Plot: Ace Rothstein (Robert De Niro) built an incredible reputation as an oddsmaker, which meant when the mafia needed someone to run a casino in Las Vegas, he was a natural choice. He is a genius when it comes to numbers, likes to avoid drama, and he also looks like a legitimate businessman, a potential frontman for the Tangiers that could establish a real presence in Vegas. His right hand man Nicky (Joe Pesci) joins him on the strip and while his reputation is also impressive, his work is the kind you like to keep under the table. He is a problem solver and handles things when hands need to get messy, keeping Ace at a safe distance. While things go well at first, Nicky’s temper and reckless actions start to cause problems, then Ace falls in love with Ginger (Sharon Stone), a beautiful woman who is a constant source of concerns. As Ace tries to keep the casino running like a well oiled machine, he is under constant pressure from his personal issues, the mafia’s political machinations, and of course, the authorities in Vegas. As Ace finds himself surrounded on all sides by potential pitfalls, can he manage to keep things in check or is he in over his head?
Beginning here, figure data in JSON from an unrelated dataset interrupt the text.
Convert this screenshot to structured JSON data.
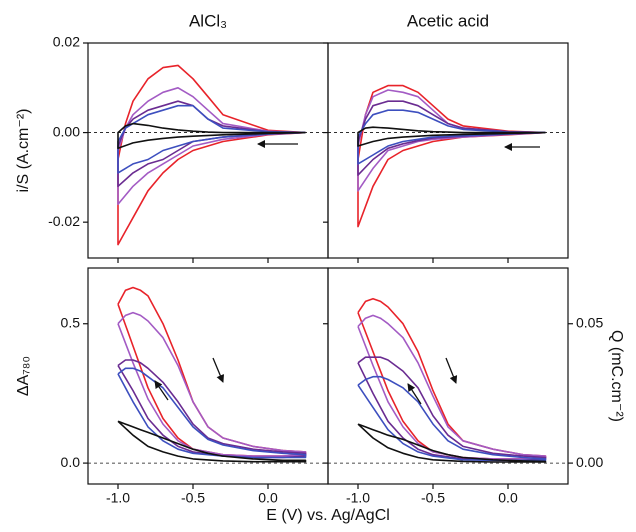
{
  "chart_data": [
    {
      "type": "line",
      "title": "AlCl₃",
      "ylabel": "i/S (A.cm⁻²)",
      "x": [
        0.25,
        0,
        -0.3,
        -0.5,
        -0.6,
        -0.7,
        -0.8,
        -0.9,
        -1.0,
        -1.0,
        -0.95,
        -0.9,
        -0.8,
        -0.7,
        -0.6,
        -0.5,
        -0.4,
        -0.3,
        0,
        0.25
      ],
      "xlim": [
        -1.2,
        0.4
      ],
      "xticks": [
        -1,
        -0.5,
        0
      ],
      "ylim": [
        -0.028,
        0.02
      ],
      "yticks": [
        0.02,
        {
          "value": 0,
          "label": "0.00"
        },
        -0.02
      ],
      "zero_line": true,
      "series": [
        {
          "color": "#e8232a",
          "values": [
            0,
            -0.0005,
            -0.002,
            -0.004,
            -0.006,
            -0.009,
            -0.013,
            -0.019,
            -0.025,
            -0.006,
            0.002,
            0.007,
            0.012,
            0.0145,
            0.015,
            0.012,
            0.008,
            0.004,
            0.0005,
            0
          ]
        },
        {
          "color": "#a35bc4",
          "values": [
            0,
            -0.0004,
            -0.0015,
            -0.003,
            -0.005,
            -0.007,
            -0.009,
            -0.012,
            -0.016,
            -0.004,
            0.001,
            0.004,
            0.007,
            0.009,
            0.01,
            0.008,
            0.005,
            0.002,
            0.0003,
            0
          ]
        },
        {
          "color": "#6a2c91",
          "values": [
            0,
            -0.0003,
            -0.001,
            -0.002,
            -0.004,
            -0.006,
            -0.007,
            -0.009,
            -0.012,
            -0.003,
            0.001,
            0.003,
            0.005,
            0.006,
            0.007,
            0.006,
            0.003,
            0.0015,
            0.0002,
            0
          ]
        },
        {
          "color": "#3d4fbf",
          "values": [
            0,
            -0.0003,
            -0.001,
            -0.002,
            -0.003,
            -0.004,
            -0.006,
            -0.007,
            -0.009,
            -0.002,
            0.001,
            0.002,
            0.004,
            0.005,
            0.006,
            0.006,
            0.003,
            0.001,
            0.0002,
            0
          ]
        },
        {
          "color": "#111111",
          "values": [
            0,
            -0.0002,
            -0.0005,
            -0.0008,
            -0.001,
            -0.0013,
            -0.0017,
            -0.0023,
            -0.0035,
            0,
            0.0015,
            0.002,
            0.0016,
            0.001,
            0.0006,
            0.0003,
            0.0001,
            0,
            0,
            0
          ]
        }
      ]
    },
    {
      "type": "line",
      "title": "Acetic acid",
      "x": [
        0.25,
        0,
        -0.3,
        -0.5,
        -0.6,
        -0.7,
        -0.8,
        -0.9,
        -1.0,
        -1.0,
        -0.95,
        -0.9,
        -0.8,
        -0.7,
        -0.6,
        -0.5,
        -0.4,
        -0.3,
        0,
        0.25
      ],
      "xlim": [
        -1.2,
        0.4
      ],
      "xticks": [
        -1,
        -0.5,
        0
      ],
      "ylim": [
        -0.028,
        0.02
      ],
      "yticks": [
        0.02,
        0,
        -0.02
      ],
      "zero_line": true,
      "series": [
        {
          "color": "#e8232a",
          "values": [
            0,
            -0.0005,
            -0.001,
            -0.002,
            -0.003,
            -0.004,
            -0.006,
            -0.012,
            -0.021,
            -0.006,
            0.004,
            0.009,
            0.0105,
            0.0105,
            0.009,
            0.006,
            0.003,
            0.0015,
            0.0003,
            0
          ]
        },
        {
          "color": "#a35bc4",
          "values": [
            0,
            -0.0004,
            -0.001,
            -0.0015,
            -0.002,
            -0.003,
            -0.004,
            -0.008,
            -0.013,
            -0.003,
            0.004,
            0.008,
            0.0095,
            0.009,
            0.008,
            0.005,
            0.002,
            0.001,
            0.0002,
            0
          ]
        },
        {
          "color": "#6a2c91",
          "values": [
            0,
            -0.0003,
            -0.0008,
            -0.0012,
            -0.0018,
            -0.0025,
            -0.0035,
            -0.006,
            -0.0095,
            -0.002,
            0.003,
            0.006,
            0.007,
            0.007,
            0.006,
            0.004,
            0.002,
            0.001,
            0.0002,
            0
          ]
        },
        {
          "color": "#3d4fbf",
          "values": [
            0,
            -0.0003,
            -0.0007,
            -0.001,
            -0.0015,
            -0.002,
            -0.003,
            -0.005,
            -0.007,
            -0.001,
            0.002,
            0.004,
            0.005,
            0.005,
            0.0045,
            0.003,
            0.0015,
            0.0007,
            0.0001,
            0
          ]
        },
        {
          "color": "#111111",
          "values": [
            0,
            -0.0002,
            -0.0004,
            -0.0006,
            -0.0008,
            -0.001,
            -0.0013,
            -0.002,
            -0.003,
            0,
            0.001,
            0.0012,
            0.001,
            0.0007,
            0.0004,
            0.0002,
            0.0001,
            0,
            0,
            0
          ]
        }
      ]
    },
    {
      "type": "line",
      "ylabel": "ΔA₇₈₀",
      "xlabel": "E (V) vs. Ag/AgCl",
      "x": [
        -1.0,
        -0.95,
        -0.9,
        -0.85,
        -0.8,
        -0.7,
        -0.6,
        -0.5,
        -0.4,
        -0.3,
        -0.1,
        0.1,
        0.25,
        0.25,
        0.1,
        -0.1,
        -0.3,
        -0.5,
        -0.6,
        -0.7,
        -0.8,
        -0.9,
        -1.0
      ],
      "xlim": [
        -1.2,
        0.4
      ],
      "xticks": [
        {
          "value": -1,
          "label": "-1.0"
        },
        -0.5,
        {
          "value": 0,
          "label": "0.0"
        }
      ],
      "ylim": [
        -0.075,
        0.7
      ],
      "yticks": [
        {
          "value": 0,
          "label": "0.0"
        },
        0.5
      ],
      "zero_line": true,
      "series": [
        {
          "color": "#e8232a",
          "values": [
            0.57,
            0.62,
            0.63,
            0.62,
            0.6,
            0.5,
            0.37,
            0.22,
            0.13,
            0.09,
            0.06,
            0.045,
            0.04,
            0.03,
            0.025,
            0.025,
            0.03,
            0.05,
            0.09,
            0.16,
            0.27,
            0.42,
            0.57
          ]
        },
        {
          "color": "#a35bc4",
          "values": [
            0.5,
            0.53,
            0.54,
            0.53,
            0.51,
            0.45,
            0.35,
            0.22,
            0.13,
            0.09,
            0.06,
            0.045,
            0.04,
            0.03,
            0.025,
            0.025,
            0.03,
            0.05,
            0.08,
            0.14,
            0.23,
            0.36,
            0.5
          ]
        },
        {
          "color": "#6a2c91",
          "values": [
            0.35,
            0.37,
            0.37,
            0.36,
            0.34,
            0.29,
            0.22,
            0.14,
            0.09,
            0.07,
            0.05,
            0.04,
            0.035,
            0.025,
            0.02,
            0.02,
            0.025,
            0.04,
            0.06,
            0.1,
            0.16,
            0.26,
            0.35
          ]
        },
        {
          "color": "#3d4fbf",
          "values": [
            0.32,
            0.34,
            0.34,
            0.33,
            0.31,
            0.27,
            0.2,
            0.13,
            0.085,
            0.065,
            0.045,
            0.035,
            0.03,
            0.02,
            0.02,
            0.02,
            0.025,
            0.035,
            0.05,
            0.08,
            0.13,
            0.22,
            0.32
          ]
        },
        {
          "color": "#111111",
          "values": [
            0.15,
            0.14,
            0.13,
            0.12,
            0.11,
            0.09,
            0.07,
            0.05,
            0.035,
            0.025,
            0.015,
            0.01,
            0.01,
            0.005,
            0.005,
            0.005,
            0.008,
            0.015,
            0.025,
            0.04,
            0.06,
            0.1,
            0.15
          ]
        }
      ]
    },
    {
      "type": "line",
      "y2label": "Q (mC.cm⁻²)",
      "x": [
        -1.0,
        -0.95,
        -0.9,
        -0.85,
        -0.8,
        -0.7,
        -0.6,
        -0.5,
        -0.4,
        -0.3,
        -0.1,
        0.1,
        0.25,
        0.25,
        0.1,
        -0.1,
        -0.3,
        -0.5,
        -0.6,
        -0.7,
        -0.8,
        -0.9,
        -1.0
      ],
      "xlim": [
        -1.2,
        0.4
      ],
      "xticks": [
        {
          "value": -1,
          "label": "-1.0"
        },
        -0.5,
        {
          "value": 0,
          "label": "0.0"
        }
      ],
      "ylim": [
        -0.075,
        0.7
      ],
      "yticks": [
        0,
        0.5
      ],
      "zero_line": true,
      "y2lim": [
        -0.0075,
        0.07
      ],
      "y2ticks": [
        {
          "value": 0,
          "label": "0.00"
        },
        0.05
      ],
      "series": [
        {
          "color": "#e8232a",
          "values": [
            0.54,
            0.58,
            0.59,
            0.58,
            0.56,
            0.5,
            0.4,
            0.26,
            0.14,
            0.08,
            0.05,
            0.03,
            0.025,
            0.02,
            0.015,
            0.015,
            0.02,
            0.04,
            0.08,
            0.15,
            0.26,
            0.4,
            0.54
          ]
        },
        {
          "color": "#a35bc4",
          "values": [
            0.49,
            0.52,
            0.53,
            0.52,
            0.5,
            0.45,
            0.36,
            0.24,
            0.13,
            0.08,
            0.05,
            0.03,
            0.025,
            0.02,
            0.015,
            0.015,
            0.02,
            0.04,
            0.07,
            0.13,
            0.22,
            0.35,
            0.49
          ]
        },
        {
          "color": "#6a2c91",
          "values": [
            0.36,
            0.38,
            0.38,
            0.38,
            0.37,
            0.33,
            0.27,
            0.17,
            0.1,
            0.06,
            0.035,
            0.025,
            0.02,
            0.015,
            0.01,
            0.01,
            0.015,
            0.03,
            0.05,
            0.09,
            0.15,
            0.25,
            0.36
          ]
        },
        {
          "color": "#3d4fbf",
          "values": [
            0.28,
            0.3,
            0.31,
            0.31,
            0.3,
            0.27,
            0.22,
            0.14,
            0.08,
            0.05,
            0.03,
            0.02,
            0.015,
            0.01,
            0.01,
            0.01,
            0.012,
            0.025,
            0.04,
            0.07,
            0.12,
            0.2,
            0.28
          ]
        },
        {
          "color": "#111111",
          "values": [
            0.14,
            0.13,
            0.12,
            0.11,
            0.1,
            0.085,
            0.065,
            0.045,
            0.03,
            0.02,
            0.012,
            0.008,
            0.006,
            0.004,
            0.004,
            0.004,
            0.006,
            0.012,
            0.02,
            0.035,
            0.055,
            0.09,
            0.14
          ]
        }
      ]
    }
  ]
}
Entertainment Value: While Casino might not be on the same level as The Godfather or Goodfellas, this is a well crafted, stylish mobster movie that boasts some powerful performances and unforgettable moments. The narrative is grand in scope and follows the interconnected stories of several prominent characters, but also serves as a look at Las Vegas lore. To be certain, Las Vegas is a character itself in Casino and Ace’s wistful remembrances help frame what the notorious locale was like back in a less corporate, more unpredictable era. The strip and the casino interiors are shown through an almost fetishistic lens, with memorable results. The visuals here are rich and stylish, which really bolsters the overall atmosphere and given Vegas’ prime role in the story, that is a crucial aspect of Casino. Of course, having Robert De Niro and Joe Pesci in tailor made roles helps as well, while Sharon Stone and James Woods provide memorable supporting efforts as well. Pesci and De Niro are in roles that feel familiar, without question, but aren’t just rehashed characters. While those two are bound to get the most attention, I also loved Woods as the sleaze soaked pimp and his interactions with De Niro are quite priceless. So while Casino isn’t in that elite tier of mobster movies, it is a very good movie and well recommended.
A couple of brief topless scenes are the lone nakedness, as most of the sex scenes just tease, but keep the good bits covered up. This one has some vivid bursts of violence, including the infamous vice sequence. This includes a quick eye popping out under the pressure of the vice, as well as some splashes of crimson, While that is the scene most people talk about, I think the pen assault is even more wild. Nicky is a beast and his attacks yield some solid bloodshed. There’s also other brutal sequences, with baseball bats, suffocation, beat downs, and even people buried alive. And of course, that out of control explosion that kicks off the movie. This one has some terrific dialogue, with Ace and Nicky as consistent sources of memorable moments. The two have much different approaches to dialogue of course, but they never fail to entertain. Woods also has some sharp lines as the scummy Lester. As for craziness, Nicky is a real wildcard, but overall, Casino plays within the mobster movie rules.